The Evergreen Star of Bollywood!!!....RIP Dev sir.


----------



## Vyom (Dec 4, 2011)

He had a distinct and unique style that no other actor can match. 
Rest in peace Dev Anand sir.

Really a year of my life, that I would have no regret to erase.


----------



## abhinavmail1 (Dec 4, 2011)

R.I.P dev anand sir ,


----------



## silicon_fusion (Dec 4, 2011)

R.I.P Dev Anand


----------



## Winter (Dec 4, 2011)

R.I.P. Dev Anand, you will always be remembered


----------



## Alok (Dec 4, 2011)

R.I.P.                                         .


----------



## Skyh3ck (Dec 4, 2011)

When I was just 11 I saw the movie CID and Baazi... Since then I am a very very very big fan of him....... Then came the ultimate movie... Or movie of life... Guide.... Wow.... A must watch movie.. If any one want to know why he is so respected watch Guide, Jewel Thief, Johny mera naam... 


People now talk about INCEPTION... The this concept of changing reality by entering dream was first used  in movie Teen Deviyan of Dev Saheb..  Once Bombay high court had ban him wearing Black cloths in public places... Because ppl gather too much to see him... 

He was the first actor to bring style in cinema...

Mein zindagi ka sath nibhata chala gaya....

He is not dead.. He is still alive in his works and in heart of his fans.....
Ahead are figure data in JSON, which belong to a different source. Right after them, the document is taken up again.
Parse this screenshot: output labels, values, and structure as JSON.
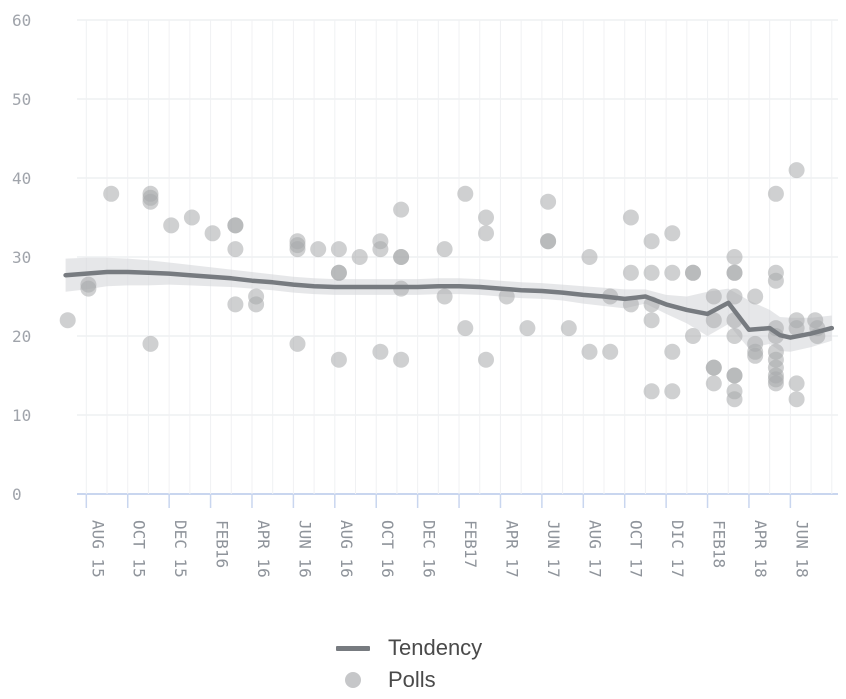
{
  "chart_data": {
    "type": "line",
    "y_ticks": [
      "0",
      "10",
      "20",
      "30",
      "40",
      "50",
      "60"
    ],
    "ylim": [
      0,
      60
    ],
    "x_ticks": [
      "AUG 15",
      "OCT 15",
      "DEC 15",
      "FEB16",
      "APR 16",
      "JUN 16",
      "AUG 16",
      "OCT 16",
      "DEC 16",
      "FEB17",
      "APR 17",
      "JUN 17",
      "AUG 17",
      "OCT 17",
      "DIC 17",
      "FEB18",
      "APR 18",
      "JUN 18"
    ],
    "xlim": [
      0.55,
      37.3
    ],
    "grid": true,
    "series": [
      {
        "name": "Tendency",
        "kind": "line",
        "color": "#777b80",
        "x": [
          0,
          1,
          2,
          3,
          4,
          5,
          6,
          7,
          8,
          9,
          10,
          11,
          12,
          13,
          14,
          15,
          16,
          17,
          18,
          19,
          20,
          21,
          22,
          23,
          24,
          25,
          26,
          27,
          28,
          29,
          30,
          31,
          32,
          33,
          34,
          34.5,
          35,
          36,
          37
        ],
        "values": [
          27.7,
          27.9,
          28.1,
          28.1,
          28.0,
          27.9,
          27.7,
          27.5,
          27.3,
          27.0,
          26.8,
          26.5,
          26.3,
          26.2,
          26.2,
          26.2,
          26.2,
          26.2,
          26.3,
          26.3,
          26.2,
          26.0,
          25.8,
          25.7,
          25.5,
          25.2,
          25.0,
          24.7,
          25.0,
          24.0,
          23.3,
          22.8,
          24.2,
          20.8,
          21.0,
          20.1,
          19.8,
          20.3,
          21.0
        ],
        "band": {
          "upper": [
            29.8,
            29.9,
            29.9,
            29.8,
            29.6,
            29.3,
            29.0,
            28.7,
            28.4,
            28.1,
            27.8,
            27.5,
            27.3,
            27.2,
            27.2,
            27.2,
            27.2,
            27.2,
            27.3,
            27.3,
            27.2,
            27.0,
            26.8,
            26.7,
            26.5,
            26.3,
            26.1,
            25.9,
            25.9,
            25.2,
            25.0,
            25.6,
            26.0,
            24.5,
            23.3,
            22.4,
            22.3,
            22.3,
            22.6
          ],
          "lower": [
            25.6,
            25.9,
            26.3,
            26.4,
            26.4,
            26.5,
            26.4,
            26.3,
            26.2,
            26.0,
            25.8,
            25.5,
            25.3,
            25.2,
            25.2,
            25.2,
            25.2,
            25.2,
            25.3,
            25.3,
            25.2,
            25.0,
            24.8,
            24.7,
            24.5,
            24.1,
            23.8,
            23.5,
            24.1,
            22.8,
            21.6,
            20.0,
            21.5,
            18.4,
            19.0,
            18.1,
            18.0,
            18.6,
            19.4
          ]
        }
      },
      {
        "name": "Polls",
        "kind": "scatter",
        "color": "#c6c7c9",
        "points": [
          [
            0.1,
            22
          ],
          [
            1.1,
            26.5
          ],
          [
            1.1,
            26
          ],
          [
            2.2,
            38
          ],
          [
            4.1,
            38
          ],
          [
            4.1,
            37
          ],
          [
            4.1,
            37.5
          ],
          [
            4.1,
            19
          ],
          [
            5.1,
            34
          ],
          [
            6.1,
            35
          ],
          [
            7.1,
            33
          ],
          [
            8.2,
            34
          ],
          [
            8.2,
            34
          ],
          [
            8.2,
            31
          ],
          [
            8.2,
            24
          ],
          [
            9.2,
            25
          ],
          [
            9.2,
            24
          ],
          [
            11.2,
            32
          ],
          [
            11.2,
            31.5
          ],
          [
            11.2,
            31
          ],
          [
            11.2,
            19
          ],
          [
            12.2,
            31
          ],
          [
            13.2,
            28
          ],
          [
            13.2,
            28
          ],
          [
            13.2,
            31
          ],
          [
            13.2,
            17
          ],
          [
            14.2,
            30
          ],
          [
            15.2,
            32
          ],
          [
            15.2,
            31
          ],
          [
            15.2,
            18
          ],
          [
            16.2,
            30
          ],
          [
            16.2,
            30
          ],
          [
            16.2,
            36
          ],
          [
            16.2,
            26
          ],
          [
            16.2,
            17
          ],
          [
            18.3,
            31
          ],
          [
            18.3,
            25
          ],
          [
            19.3,
            38
          ],
          [
            19.3,
            21
          ],
          [
            20.3,
            35
          ],
          [
            20.3,
            33
          ],
          [
            20.3,
            17
          ],
          [
            21.3,
            25
          ],
          [
            22.3,
            21
          ],
          [
            23.3,
            37
          ],
          [
            23.3,
            32
          ],
          [
            23.3,
            32
          ],
          [
            24.3,
            21
          ],
          [
            25.3,
            30
          ],
          [
            25.3,
            18
          ],
          [
            26.3,
            25
          ],
          [
            26.3,
            18
          ],
          [
            27.3,
            35
          ],
          [
            27.3,
            28
          ],
          [
            27.3,
            24
          ],
          [
            28.3,
            32
          ],
          [
            28.3,
            28
          ],
          [
            28.3,
            24
          ],
          [
            28.3,
            22
          ],
          [
            28.3,
            13
          ],
          [
            29.3,
            33
          ],
          [
            29.3,
            28
          ],
          [
            29.3,
            18
          ],
          [
            29.3,
            13
          ],
          [
            30.3,
            28
          ],
          [
            30.3,
            28
          ],
          [
            30.3,
            20
          ],
          [
            31.3,
            25
          ],
          [
            31.3,
            22
          ],
          [
            31.3,
            16
          ],
          [
            31.3,
            16
          ],
          [
            31.3,
            14
          ],
          [
            32.3,
            30
          ],
          [
            32.3,
            28
          ],
          [
            32.3,
            28
          ],
          [
            32.3,
            25
          ],
          [
            32.3,
            22
          ],
          [
            32.3,
            20
          ],
          [
            32.3,
            15
          ],
          [
            32.3,
            15
          ],
          [
            32.3,
            13
          ],
          [
            32.3,
            12
          ],
          [
            33.3,
            25
          ],
          [
            33.3,
            19
          ],
          [
            33.3,
            18
          ],
          [
            33.3,
            17.5
          ],
          [
            34.3,
            38
          ],
          [
            34.3,
            28
          ],
          [
            34.3,
            27
          ],
          [
            34.3,
            21
          ],
          [
            34.3,
            20
          ],
          [
            34.3,
            18
          ],
          [
            34.3,
            17
          ],
          [
            34.3,
            16
          ],
          [
            34.3,
            15
          ],
          [
            34.3,
            14.5
          ],
          [
            34.3,
            14
          ],
          [
            35.3,
            41
          ],
          [
            35.3,
            22
          ],
          [
            35.3,
            21
          ],
          [
            35.3,
            14
          ],
          [
            35.3,
            12
          ],
          [
            36.2,
            22
          ],
          [
            36.3,
            21
          ],
          [
            36.3,
            20
          ]
        ]
      }
    ]
  },
  "legend": {
    "tendency_label": "Tendency",
    "polls_label": "Polls"
  }
}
Abhi naa jao chodd ke ke dil abhi bhara nahi...


----------



## simransingh (Dec 5, 2011)

its very sad . RIP Dev ji


----------



## Skyh3ck (Dec 6, 2011)

Dont misunderstand me....not full movie is of Dreams

Dev Anand loves threee different ladies, but he can Marry only one... But he cant decide so he visits a Doctor, who suggest him to get sleep and dream life with each girl and decide how real life will be 

Dev does the same and dreams life with each girl separately and then chooses the right girl..
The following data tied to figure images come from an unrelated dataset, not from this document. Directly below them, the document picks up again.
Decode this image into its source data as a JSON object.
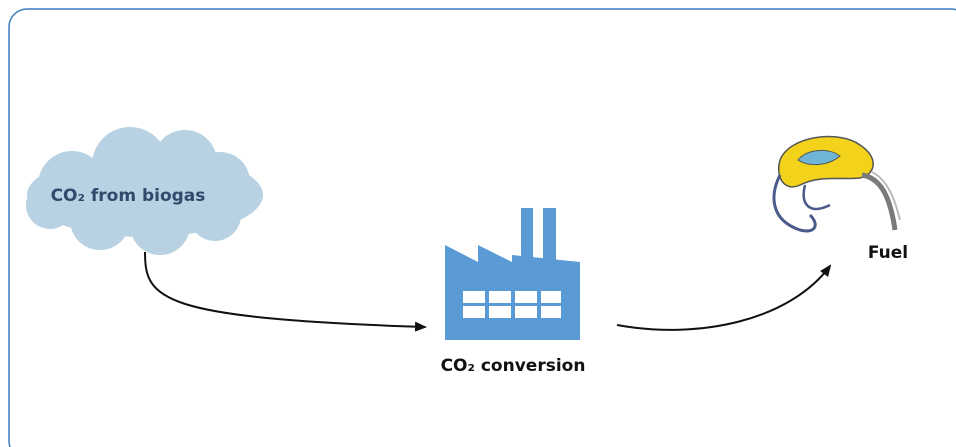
{
  "nodes": [
    {
      "label": "CO₂ from biogas"
    },
    {
      "label": "CO₂ conversion"
    },
    {
      "label": "Fuel"
    }
  ]
}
The movie was released in 1965, entire movie is black and white except the dreams which is in colour.....

There is also the beautiful song "Khwab ho tum ya koi haqeeqat... "


Isnt it great to have such movies in India releaed 50 years back...

The Guide film poster was recently sold to a New york Person for RS 200000/-..... How great was the golden time of Indian Cineam....

With death of several atists we are loosing too much....


----------



## harpreet115 (Dec 7, 2011)

He will always be remembered because of his unique style and evergreen films.
His movie Guide was also first film to win all four of the major awards(Best Movie, Best Director, Best Actor and Best Actress) and held this record for 30 years.


----------



## kevinkerby10 (Dec 30, 2011)

I know it, this is the heart break moments for every bollywood actors. In my view i think sir dev anand is the legend and special character of bollywood. My father is the big fan of these is well and he really miss him a lot.:sad.


----------